Aus den Ausführungen folgt die Abweisung der Beschwerde. Bei diesem Ausgang des Beschwerdeverfahrens hat der Beschwerdeführer dessen Kosten zu tragen (Art. 428 Abs. 1 StPO).

Demgemäss erkennt das Appellationsgericht (Einzelgericht):

://:        Die Beschwerde wird abgewiesen.

            Der Beschwerdeführer trägt die ordentlichen Kosten des Beschwerdeverfahrens mit einer Gebühr von CHF 300.– (einschliesslich Auslagen).

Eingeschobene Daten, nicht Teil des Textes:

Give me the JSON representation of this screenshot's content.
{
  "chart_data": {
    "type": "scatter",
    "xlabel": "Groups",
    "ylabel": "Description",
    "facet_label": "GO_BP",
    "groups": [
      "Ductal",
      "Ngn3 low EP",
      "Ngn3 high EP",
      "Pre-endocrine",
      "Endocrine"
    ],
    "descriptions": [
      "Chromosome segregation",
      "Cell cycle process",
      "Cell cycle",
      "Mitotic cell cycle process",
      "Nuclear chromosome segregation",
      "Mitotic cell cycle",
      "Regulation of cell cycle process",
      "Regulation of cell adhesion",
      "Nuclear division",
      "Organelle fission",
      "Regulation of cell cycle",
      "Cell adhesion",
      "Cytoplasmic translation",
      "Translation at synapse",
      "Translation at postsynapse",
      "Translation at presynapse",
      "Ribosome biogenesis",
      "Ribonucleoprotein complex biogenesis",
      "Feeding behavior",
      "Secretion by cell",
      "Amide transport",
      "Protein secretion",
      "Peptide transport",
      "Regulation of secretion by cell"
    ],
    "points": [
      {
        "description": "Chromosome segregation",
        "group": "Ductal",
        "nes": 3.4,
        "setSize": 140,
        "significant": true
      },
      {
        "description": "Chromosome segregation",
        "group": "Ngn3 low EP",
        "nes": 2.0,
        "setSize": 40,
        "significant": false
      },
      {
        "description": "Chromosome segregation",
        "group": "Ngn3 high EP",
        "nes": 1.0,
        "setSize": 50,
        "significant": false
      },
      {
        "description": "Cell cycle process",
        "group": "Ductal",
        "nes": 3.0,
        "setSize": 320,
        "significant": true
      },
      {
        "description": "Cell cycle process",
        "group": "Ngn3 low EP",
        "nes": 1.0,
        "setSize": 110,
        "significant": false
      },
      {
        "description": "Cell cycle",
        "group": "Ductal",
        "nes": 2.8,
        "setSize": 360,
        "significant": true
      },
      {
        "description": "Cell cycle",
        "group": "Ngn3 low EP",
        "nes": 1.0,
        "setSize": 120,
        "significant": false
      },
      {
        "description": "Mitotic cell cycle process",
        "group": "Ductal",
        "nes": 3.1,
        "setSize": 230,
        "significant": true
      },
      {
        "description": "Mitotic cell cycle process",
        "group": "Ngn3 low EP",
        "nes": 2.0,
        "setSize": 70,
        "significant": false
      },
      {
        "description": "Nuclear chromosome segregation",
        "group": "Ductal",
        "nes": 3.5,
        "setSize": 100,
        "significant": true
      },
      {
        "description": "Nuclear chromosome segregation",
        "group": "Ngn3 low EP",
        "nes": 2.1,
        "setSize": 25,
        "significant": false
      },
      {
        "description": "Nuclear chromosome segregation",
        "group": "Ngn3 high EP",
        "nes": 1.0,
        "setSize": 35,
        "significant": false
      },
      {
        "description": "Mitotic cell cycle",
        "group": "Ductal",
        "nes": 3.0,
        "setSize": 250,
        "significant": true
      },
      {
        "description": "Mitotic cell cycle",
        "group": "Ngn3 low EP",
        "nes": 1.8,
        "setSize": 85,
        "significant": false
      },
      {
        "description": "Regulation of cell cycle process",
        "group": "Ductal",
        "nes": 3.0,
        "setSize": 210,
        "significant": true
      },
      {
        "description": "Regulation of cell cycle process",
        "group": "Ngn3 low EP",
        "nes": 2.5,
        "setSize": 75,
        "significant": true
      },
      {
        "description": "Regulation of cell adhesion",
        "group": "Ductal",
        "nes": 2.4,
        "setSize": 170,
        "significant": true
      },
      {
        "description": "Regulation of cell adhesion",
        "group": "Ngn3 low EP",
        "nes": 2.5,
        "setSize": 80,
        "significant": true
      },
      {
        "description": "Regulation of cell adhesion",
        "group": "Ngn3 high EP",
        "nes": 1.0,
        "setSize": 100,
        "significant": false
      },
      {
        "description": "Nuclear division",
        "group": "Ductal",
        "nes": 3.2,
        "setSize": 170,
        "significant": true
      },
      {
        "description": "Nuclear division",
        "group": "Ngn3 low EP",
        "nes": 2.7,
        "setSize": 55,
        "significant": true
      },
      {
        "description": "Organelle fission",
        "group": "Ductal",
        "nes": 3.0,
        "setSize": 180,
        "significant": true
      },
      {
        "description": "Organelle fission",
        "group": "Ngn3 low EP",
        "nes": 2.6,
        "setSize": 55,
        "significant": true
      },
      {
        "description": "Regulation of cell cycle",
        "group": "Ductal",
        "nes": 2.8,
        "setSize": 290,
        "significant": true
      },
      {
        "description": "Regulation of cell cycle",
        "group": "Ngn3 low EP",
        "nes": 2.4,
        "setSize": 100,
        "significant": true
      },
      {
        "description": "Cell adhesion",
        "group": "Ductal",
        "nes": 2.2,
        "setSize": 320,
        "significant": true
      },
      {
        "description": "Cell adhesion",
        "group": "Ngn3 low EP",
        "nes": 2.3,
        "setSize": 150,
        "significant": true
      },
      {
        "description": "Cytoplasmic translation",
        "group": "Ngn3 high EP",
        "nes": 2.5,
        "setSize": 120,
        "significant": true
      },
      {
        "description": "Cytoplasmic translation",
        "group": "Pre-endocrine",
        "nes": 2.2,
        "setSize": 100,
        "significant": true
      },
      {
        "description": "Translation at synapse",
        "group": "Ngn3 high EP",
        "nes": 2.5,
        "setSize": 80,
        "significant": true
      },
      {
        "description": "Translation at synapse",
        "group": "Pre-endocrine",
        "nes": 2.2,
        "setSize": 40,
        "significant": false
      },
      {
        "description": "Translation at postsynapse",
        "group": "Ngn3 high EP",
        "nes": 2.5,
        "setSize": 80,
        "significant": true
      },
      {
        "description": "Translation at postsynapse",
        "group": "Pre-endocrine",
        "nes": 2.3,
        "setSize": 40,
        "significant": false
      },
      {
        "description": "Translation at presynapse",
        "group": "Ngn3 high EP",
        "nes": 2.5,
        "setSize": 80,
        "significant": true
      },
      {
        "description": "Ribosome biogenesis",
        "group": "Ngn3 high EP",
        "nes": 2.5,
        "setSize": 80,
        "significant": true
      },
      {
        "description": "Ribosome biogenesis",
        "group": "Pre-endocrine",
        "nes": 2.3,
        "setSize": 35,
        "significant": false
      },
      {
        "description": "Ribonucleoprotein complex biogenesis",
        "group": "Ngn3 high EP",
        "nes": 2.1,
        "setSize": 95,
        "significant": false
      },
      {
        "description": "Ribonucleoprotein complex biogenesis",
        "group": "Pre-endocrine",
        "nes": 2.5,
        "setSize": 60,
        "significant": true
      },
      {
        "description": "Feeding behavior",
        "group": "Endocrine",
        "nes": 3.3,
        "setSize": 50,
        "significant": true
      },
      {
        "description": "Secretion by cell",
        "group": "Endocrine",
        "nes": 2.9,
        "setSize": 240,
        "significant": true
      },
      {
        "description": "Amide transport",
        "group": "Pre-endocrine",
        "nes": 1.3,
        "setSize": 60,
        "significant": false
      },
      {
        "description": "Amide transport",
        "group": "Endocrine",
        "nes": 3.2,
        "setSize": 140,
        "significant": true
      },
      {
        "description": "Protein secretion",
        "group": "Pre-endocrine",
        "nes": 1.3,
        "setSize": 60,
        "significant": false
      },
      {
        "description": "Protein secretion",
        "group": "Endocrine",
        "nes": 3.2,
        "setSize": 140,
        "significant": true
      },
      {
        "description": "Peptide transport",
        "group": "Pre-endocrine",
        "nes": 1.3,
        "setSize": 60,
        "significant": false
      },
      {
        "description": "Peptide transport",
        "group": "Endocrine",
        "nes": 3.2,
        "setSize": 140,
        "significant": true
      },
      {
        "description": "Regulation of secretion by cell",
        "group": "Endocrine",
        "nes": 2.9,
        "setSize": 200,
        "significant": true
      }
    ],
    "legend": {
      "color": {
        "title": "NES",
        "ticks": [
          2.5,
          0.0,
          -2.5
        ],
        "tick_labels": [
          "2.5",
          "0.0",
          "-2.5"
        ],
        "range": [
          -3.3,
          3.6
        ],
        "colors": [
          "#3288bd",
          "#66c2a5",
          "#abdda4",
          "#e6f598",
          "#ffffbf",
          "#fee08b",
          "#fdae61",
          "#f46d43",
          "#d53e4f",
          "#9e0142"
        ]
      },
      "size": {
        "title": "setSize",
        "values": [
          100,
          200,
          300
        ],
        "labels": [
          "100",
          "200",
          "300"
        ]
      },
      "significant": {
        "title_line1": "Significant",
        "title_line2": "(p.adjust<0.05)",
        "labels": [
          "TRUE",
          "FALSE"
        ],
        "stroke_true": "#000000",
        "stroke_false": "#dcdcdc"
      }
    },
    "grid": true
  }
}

            Mitteilung an:

-       Beschwerdeführer

-       Strafgericht Basel-Stadt

-       Staatsanwaltschaft Basel-Stadt

-       Privatklägerin im Verfahren [...], vertreten durch lic. iur. [...], zur Kenntnisnahme

APPELLATIONSGERICHT BASEL-STADT

Die Präsidentin                                                         Die a.o. Gerichtsschreiberin

lic. iur. Gabriella Matefi                                            MLaw Ariane Zemp

Rechtsmittelbelehrung

Gegen diesen Entscheid kann unter den Voraussetzungen von Art. 78 ff. des Bundesgerichtsgesetzes (BGG) innert 30 Tagen seit schriftlicher Eröffnung Beschwerde in Strafsachen erhoben werden. Die Beschwerdeschrift muss spätestens am letzten Tag der Frist beim Bundesgericht (1000 Lausanne 14) eingereicht oder zu dessen Handen der Schweizerischen Post oder einer diplomatischen oder konsularischen Vertretung der Schweiz im Ausland übergeben werden (Art. 48 Abs. 1 BGG). Für die Anforderungen an den Inhalt der Beschwerdeschrift wird auf Art. 42 BGG verwiesen. Über die Zulässigkeit des Rechtsmittels entscheidet das Bundesgericht.